Astronauts have managed to move the International Space Station's so-called "room with a view" into position. NASA officials say the astronauts had to grapple with a series of challenges to get the job done.
The Tranquility module is the last major component to be added to the International Space Station. Attached to Tranquility is a cupola with six windows around its sides and another in the center. NASA says this "room with a view" will provide panoramic scenes of Earth and objects in space.
But the picture was not so serene on Monday. Astronauts battled with stuck bolts as they worked to relocate the dome from Tranquility's forward side to its earth-facing side.
Kwatsi Alibaruho is the mission's flight director at Johnson Space Center in Houston, Texas. He says the bolts that attached the cupola to its launch position had been attached in Earth's gravity and were tighter than expected.
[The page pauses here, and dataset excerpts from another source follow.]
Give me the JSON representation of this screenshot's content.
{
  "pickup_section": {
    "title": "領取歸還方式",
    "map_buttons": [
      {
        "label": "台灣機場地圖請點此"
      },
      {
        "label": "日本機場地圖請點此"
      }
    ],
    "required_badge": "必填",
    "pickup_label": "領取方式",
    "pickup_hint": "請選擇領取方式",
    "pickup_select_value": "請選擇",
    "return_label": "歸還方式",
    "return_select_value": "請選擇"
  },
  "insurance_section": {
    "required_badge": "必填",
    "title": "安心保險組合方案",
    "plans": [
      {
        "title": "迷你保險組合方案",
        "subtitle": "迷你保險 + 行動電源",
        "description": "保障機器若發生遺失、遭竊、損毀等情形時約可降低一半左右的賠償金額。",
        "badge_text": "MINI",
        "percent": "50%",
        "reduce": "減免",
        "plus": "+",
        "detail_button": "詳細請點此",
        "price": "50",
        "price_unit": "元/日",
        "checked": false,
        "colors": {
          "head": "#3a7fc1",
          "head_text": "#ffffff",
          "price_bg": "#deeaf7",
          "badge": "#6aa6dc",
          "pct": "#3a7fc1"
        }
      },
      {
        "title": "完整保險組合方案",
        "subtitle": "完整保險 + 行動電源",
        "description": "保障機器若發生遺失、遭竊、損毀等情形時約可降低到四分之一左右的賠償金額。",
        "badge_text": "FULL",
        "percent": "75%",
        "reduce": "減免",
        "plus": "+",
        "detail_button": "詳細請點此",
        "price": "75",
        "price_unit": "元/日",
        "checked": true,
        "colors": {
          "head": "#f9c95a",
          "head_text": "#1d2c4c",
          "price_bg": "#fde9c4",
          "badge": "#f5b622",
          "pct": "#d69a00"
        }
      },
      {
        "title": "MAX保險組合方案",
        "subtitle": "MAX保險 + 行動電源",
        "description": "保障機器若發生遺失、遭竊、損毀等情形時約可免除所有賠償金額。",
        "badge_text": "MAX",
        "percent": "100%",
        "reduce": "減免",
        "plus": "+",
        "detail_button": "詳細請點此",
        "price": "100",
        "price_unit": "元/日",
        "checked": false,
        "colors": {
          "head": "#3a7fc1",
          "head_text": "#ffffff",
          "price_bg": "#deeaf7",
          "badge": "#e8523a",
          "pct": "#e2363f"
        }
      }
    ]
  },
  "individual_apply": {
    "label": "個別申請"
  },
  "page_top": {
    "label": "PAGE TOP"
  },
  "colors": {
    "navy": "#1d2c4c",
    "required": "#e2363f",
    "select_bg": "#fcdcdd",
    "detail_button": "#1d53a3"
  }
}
"It is analogous to a situation where if you have a piece of equipment or something from the manufacturer that has screws or bolts in it," said Kwatsi Alibaruho. "They tend to be bolted down fairly tight."
Alibaruho says that by using the station's robotic arm, the astronauts managed to loosen the bolts and move the 2 meter by 1.5 meter cupola to its permanent position on the Tranquility node, also known as node three.
"I think seeing the cupola successfully relocated to the deck side of node three was a very sweet victory and again the latest of a series of victories that we have experienced on this mission," said Alibaruho. "And I know it was very exciting for everybody, although it was a hard fought victory to be sure."
The stuck bolts were not the only challenge. One of the astronauts experienced intermittent communications drop-outs during the spacewalk. NASA says another spacesuit is being reconfigured for the mission's third and final spacewalk, scheduled for Tuesday.
Flight Director Alibaruho says he expects the cupola's shutters to be opened after that spacewalk. He says the first video or still images from the cupola might might be available on Wednesday or Thursday.
"The cupola, I think, is really one the most spectacular viewing platforms that we will have had in space like this, where you can get a good panoramic view," he said. "So we are eagerly awaiting the release of the shutters and the first views from it once we are able to open those shutters."
The main goal of the space shuttle Endeavour's 13-day mission was to deliver and install Tranquility and its cupola. Shuttle astronauts are expected to return in about a week.